Georges : sono nato a Bourg-en-Bresse il 2 gennaio 1943. dopo gli studi superiori, sono entrato alla scuola alberghiera di Thonon-les-Bains. Nel 1962, ne esco promosso a pieni voti. nel 1965, dopo il servizio militare e un periodo di perfezionamento nelle cucine di varie grandi maison, entro nell’impresa di famiglia e lavoro al fianco di mia madre. Le succedo nel 1968, a 25 anni.
La mia famiglia, che vive a Vonnas, svolge l’attività alberghiera dal 1872. Tre generazioni di madri cuoche, avevano espresso davanti ai miei occhi il loro talento ai fornelli della stellata maison sin dal 1929.
Negli anni 70, intraprendo le grandi trasformazioni dell’albergo di famiglia che diventerà, con le sue suite e la sua spa, un prestigioso Relais & Châteaux.
Cuoco appassionato, ho ereditato un repertorio dedicato alla tradizione regionale da cento anni ed esprimo la sensibilità, facendo evolvere con personalità i grandi classici.
Finalista al concorso del « Meilleur Ouvrier de France » nel 1976 a Parigi, tre stelle dal 1981, propongo oggi una cucina che unisce una rivisitazione della tradizione e una ragionata creazione con prodotti di grande qualità nel corso delle stagioni.
Frédéric : dopo aver seguito una formazione alla Scuola Alberghiera di Tain l’Hermitage nella Drome, mi sono perfezionato in varie maison in Francia e all’estero, da Jean Pierre Billoux a Digoin, Marc Meneau a St Père sous Vézelay, Michel Guérard a Eugénie les Bains, Raymond Blanc a Londra. Sono stato, inoltre, durante il mio servizio militare, cuoco al Palazzo dell’Eliseo.

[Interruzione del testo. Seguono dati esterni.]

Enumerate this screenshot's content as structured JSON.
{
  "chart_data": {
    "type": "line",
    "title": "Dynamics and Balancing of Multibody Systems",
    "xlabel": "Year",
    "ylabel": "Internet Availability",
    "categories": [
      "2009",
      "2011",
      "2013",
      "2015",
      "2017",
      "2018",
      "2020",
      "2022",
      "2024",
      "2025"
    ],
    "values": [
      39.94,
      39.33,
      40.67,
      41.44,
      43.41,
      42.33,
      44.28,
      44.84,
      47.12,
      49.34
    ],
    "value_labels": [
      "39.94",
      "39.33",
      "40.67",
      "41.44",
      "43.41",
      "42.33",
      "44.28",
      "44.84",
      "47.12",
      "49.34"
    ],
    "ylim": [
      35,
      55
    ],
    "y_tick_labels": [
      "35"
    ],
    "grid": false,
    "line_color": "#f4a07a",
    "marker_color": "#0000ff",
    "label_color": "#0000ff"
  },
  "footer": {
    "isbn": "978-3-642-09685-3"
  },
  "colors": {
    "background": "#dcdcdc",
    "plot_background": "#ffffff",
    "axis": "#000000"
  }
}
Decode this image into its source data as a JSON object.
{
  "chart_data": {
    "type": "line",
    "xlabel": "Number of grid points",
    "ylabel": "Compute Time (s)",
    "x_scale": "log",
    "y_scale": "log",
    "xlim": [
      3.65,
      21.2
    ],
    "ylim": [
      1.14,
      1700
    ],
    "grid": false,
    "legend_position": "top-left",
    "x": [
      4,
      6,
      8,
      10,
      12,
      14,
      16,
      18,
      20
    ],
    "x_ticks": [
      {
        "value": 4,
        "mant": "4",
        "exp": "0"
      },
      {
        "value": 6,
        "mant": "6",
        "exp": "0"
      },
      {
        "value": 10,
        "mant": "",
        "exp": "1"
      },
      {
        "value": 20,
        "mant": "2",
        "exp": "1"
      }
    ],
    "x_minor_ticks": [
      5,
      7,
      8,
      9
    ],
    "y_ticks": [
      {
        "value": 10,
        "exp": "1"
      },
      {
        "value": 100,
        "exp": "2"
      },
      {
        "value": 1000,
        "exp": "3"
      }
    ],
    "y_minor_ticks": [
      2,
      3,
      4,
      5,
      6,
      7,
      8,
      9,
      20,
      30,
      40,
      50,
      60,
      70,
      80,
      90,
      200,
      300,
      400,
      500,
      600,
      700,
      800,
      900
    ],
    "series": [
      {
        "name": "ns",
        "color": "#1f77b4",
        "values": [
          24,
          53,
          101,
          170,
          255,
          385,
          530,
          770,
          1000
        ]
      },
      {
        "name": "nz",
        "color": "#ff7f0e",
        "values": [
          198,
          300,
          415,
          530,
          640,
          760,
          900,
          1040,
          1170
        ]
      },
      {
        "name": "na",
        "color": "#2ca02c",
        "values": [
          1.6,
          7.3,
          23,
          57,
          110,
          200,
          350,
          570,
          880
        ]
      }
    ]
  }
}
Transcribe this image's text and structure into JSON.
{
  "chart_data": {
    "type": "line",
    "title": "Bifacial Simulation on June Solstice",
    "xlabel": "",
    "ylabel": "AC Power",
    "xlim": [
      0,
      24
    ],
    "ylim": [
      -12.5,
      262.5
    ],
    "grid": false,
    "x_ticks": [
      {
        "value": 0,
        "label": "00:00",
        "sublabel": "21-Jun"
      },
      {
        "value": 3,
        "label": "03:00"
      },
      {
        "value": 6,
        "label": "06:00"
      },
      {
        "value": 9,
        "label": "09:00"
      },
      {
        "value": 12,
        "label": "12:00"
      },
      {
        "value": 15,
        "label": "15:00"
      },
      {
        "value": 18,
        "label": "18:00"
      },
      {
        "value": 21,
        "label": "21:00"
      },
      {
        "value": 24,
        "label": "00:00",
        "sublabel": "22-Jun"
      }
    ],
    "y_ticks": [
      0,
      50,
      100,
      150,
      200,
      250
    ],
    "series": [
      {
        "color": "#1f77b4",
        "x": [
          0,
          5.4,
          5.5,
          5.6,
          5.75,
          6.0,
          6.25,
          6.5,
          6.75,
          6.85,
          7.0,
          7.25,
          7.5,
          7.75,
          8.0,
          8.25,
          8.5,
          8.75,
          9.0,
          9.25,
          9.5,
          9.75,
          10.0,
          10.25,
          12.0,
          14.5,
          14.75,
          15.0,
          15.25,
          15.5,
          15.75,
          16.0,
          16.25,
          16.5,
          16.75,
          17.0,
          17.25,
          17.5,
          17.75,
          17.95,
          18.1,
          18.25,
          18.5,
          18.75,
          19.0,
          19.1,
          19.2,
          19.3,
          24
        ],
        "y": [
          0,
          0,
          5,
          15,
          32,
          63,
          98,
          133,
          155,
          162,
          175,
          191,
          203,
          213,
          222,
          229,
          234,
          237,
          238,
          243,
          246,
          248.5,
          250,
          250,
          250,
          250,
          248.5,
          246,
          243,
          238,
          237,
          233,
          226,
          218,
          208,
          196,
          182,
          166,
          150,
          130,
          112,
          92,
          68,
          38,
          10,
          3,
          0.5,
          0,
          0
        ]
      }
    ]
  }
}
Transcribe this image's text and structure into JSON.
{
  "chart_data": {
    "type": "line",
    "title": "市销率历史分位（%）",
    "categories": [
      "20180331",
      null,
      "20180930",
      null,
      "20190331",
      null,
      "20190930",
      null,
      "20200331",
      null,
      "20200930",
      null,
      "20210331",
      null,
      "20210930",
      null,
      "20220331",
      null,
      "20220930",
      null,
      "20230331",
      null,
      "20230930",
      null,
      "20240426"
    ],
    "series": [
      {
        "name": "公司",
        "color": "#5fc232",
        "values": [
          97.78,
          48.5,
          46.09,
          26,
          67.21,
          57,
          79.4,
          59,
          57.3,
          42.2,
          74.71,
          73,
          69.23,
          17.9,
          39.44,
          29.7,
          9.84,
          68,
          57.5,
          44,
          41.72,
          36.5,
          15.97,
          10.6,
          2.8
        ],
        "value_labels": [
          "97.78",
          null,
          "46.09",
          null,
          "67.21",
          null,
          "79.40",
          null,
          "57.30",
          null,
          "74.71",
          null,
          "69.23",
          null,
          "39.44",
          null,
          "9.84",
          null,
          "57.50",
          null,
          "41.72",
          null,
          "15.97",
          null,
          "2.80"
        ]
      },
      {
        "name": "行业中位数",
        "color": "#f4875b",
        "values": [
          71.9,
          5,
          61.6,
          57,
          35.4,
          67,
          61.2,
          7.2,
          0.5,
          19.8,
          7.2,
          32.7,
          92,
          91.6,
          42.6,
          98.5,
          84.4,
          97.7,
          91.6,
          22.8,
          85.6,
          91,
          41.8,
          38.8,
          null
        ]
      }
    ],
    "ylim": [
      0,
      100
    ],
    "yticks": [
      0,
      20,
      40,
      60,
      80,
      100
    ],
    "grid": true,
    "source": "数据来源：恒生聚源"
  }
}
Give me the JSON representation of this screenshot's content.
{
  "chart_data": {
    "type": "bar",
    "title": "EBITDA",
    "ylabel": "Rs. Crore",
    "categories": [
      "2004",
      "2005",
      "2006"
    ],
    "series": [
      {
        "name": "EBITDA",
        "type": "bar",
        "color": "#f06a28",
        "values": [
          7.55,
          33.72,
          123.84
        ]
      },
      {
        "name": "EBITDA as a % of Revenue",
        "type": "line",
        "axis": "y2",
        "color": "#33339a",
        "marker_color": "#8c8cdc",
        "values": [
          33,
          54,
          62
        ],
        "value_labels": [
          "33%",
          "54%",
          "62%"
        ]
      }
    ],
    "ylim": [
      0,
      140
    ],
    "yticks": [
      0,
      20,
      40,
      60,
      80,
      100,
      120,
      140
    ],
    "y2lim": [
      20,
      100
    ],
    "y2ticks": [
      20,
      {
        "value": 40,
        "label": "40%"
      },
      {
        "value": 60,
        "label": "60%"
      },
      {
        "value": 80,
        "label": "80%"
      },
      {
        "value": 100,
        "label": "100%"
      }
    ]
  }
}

Tutte queste esperienze positive mi hanno permesso di entrare a far parte dell’azienda di famiglia dove ho compiuto i primi passi all’Ancienne Auberge per 5 anni prima di giungere al ristorante gastronomico.
La mia cucina : servire la Bresse e gli ospiti della mia dimora con precisione e umiltà.
Qual è stata la Vostra più grande emozione gastronomica?
Georges : l’arrivo di una terza stella a Vonnas dopo la prima nel 1929 e la seconda nel 1931. 80 anni nelle stelle, una continuità significativa e unica.
Frédéric : quando mia nonna materna, Paulette Blanc la domenica mi faceva le patate saltate al burro. Una delizia che non dimenticherò mai. Ha contato molto per me, dandomi il gusto per le cose buone.
L'incidente in cucina più divertente a cui avete assistito?
Georges : scoprendo nella guarnitura, un émincé di asparagi bianchi, la cliente mi disse « finalmente, ho ritrovato la bontà delle rape della mia infanzia … ».
Frédéric : qualche anno fa dopo aver realizzato un sugo di vitello, avevo chiesto a un comì di passarmi il sugo e gettare le ossa. A lavoro finito, mi sono accorto con stupore che aveva buttato il sugo e conservato le ossa.
Il consiglio per i cuochi della domenica?
Georges : Al mercato scegliere sempre i prodotti nobili, di grande freschezza. Controllare che siano trattati con semplicità. La qualità, non ha bisogno di preparazioni sofisticate, ma di cura e precisione nell’esecuzione, se si tratta di ricette personali, soprattutto per quanto riguarda la cottura …
Frédéric : non bisogna cercare di fare ricette troppo complicate in cui si mescolano troppi alimenti. Privilegiare prodotti freschi con 2 o 3 guarniture al massimo, accompagnati da una salsa leggera ma forte di gusto, che rispetti un equilibrio, di sale, di pepe, di acidità.